Comparing Text Representations: A Theory-Driven Approach
- URL: http://arxiv.org/abs/2109.07458v1
- Date: Wed, 15 Sep 2021 17:48:19 GMT
- Title: Comparing Text Representations: A Theory-Driven Approach
- Authors: Gregory Yauney, David Mimno
- Abstract summary: We adapt general tools from computational learning theory to fit the specific characteristics of text datasets.
We present a method to evaluate the compatibility between representations and tasks.
This method provides a calibrated, quantitative measure of the difficulty of a classification-based NLP task.
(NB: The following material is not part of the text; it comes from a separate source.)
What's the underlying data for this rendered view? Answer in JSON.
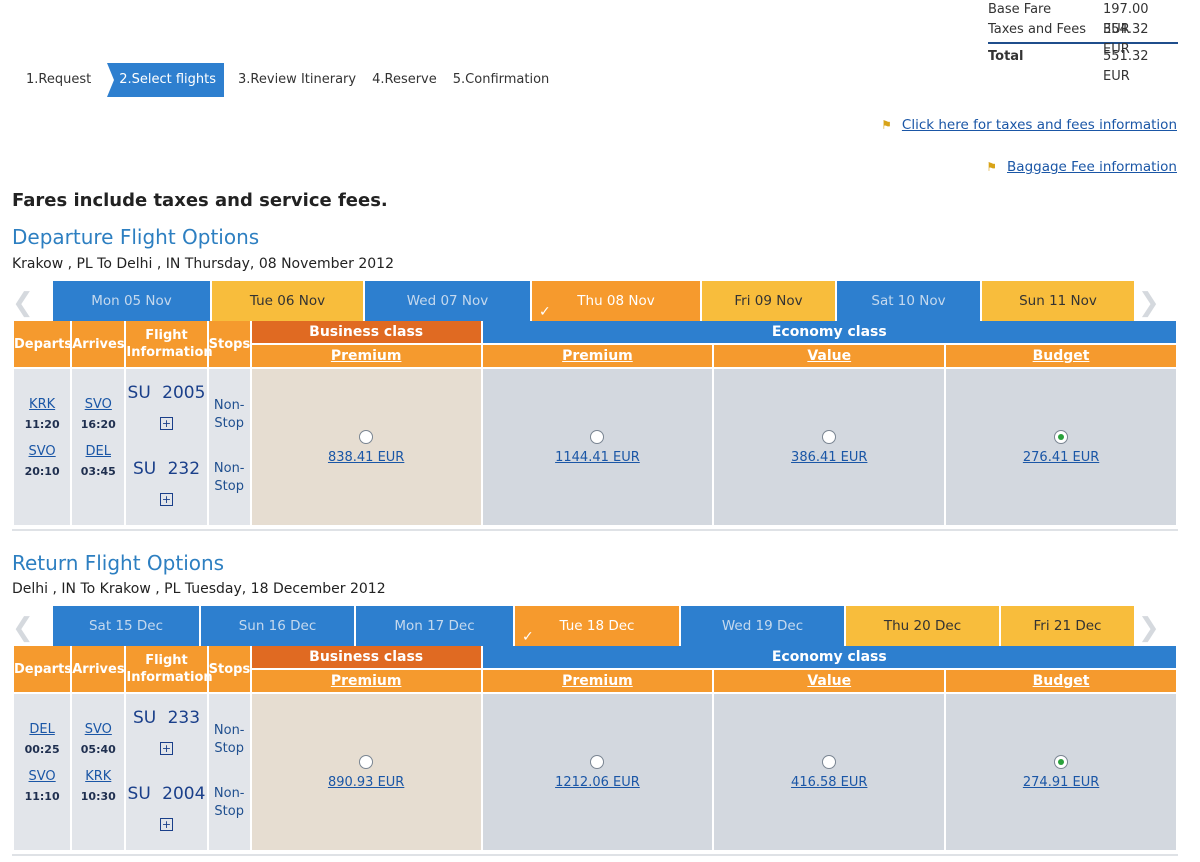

- Score: 2.893558866535708
- License: http://arxiv.org/licenses/nonexclusive-distrib/1.0/
- Abstract: Much of the progress in contemporary NLP has come from learning
representations, such as masked language model (MLM) contextual embeddings,
that turn challenging problems into simple classification tasks. But how do we
quantify and explain this effect? We adapt general tools from computational
learning theory to fit the specific characteristics of text datasets and
present a method to evaluate the compatibility between representations and
tasks. Even though many tasks can be easily solved with simple bag-of-words
(BOW) representations, BOW does poorly on hard natural language inference
tasks. For one such task we find that BOW cannot distinguish between real and
randomized labelings, while pre-trained MLM representations show 72x greater
distinction between real and random labelings than BOW. This method provides a
calibrated, quantitative measure of the difficulty of a classification-based
NLP task, enabling comparisons between representations without requiring
empirical evaluations that may be sensitive to initializations and
hyperparameters. The method provides a fresh perspective on the patterns in a
dataset and the alignment of those patterns with specific labels.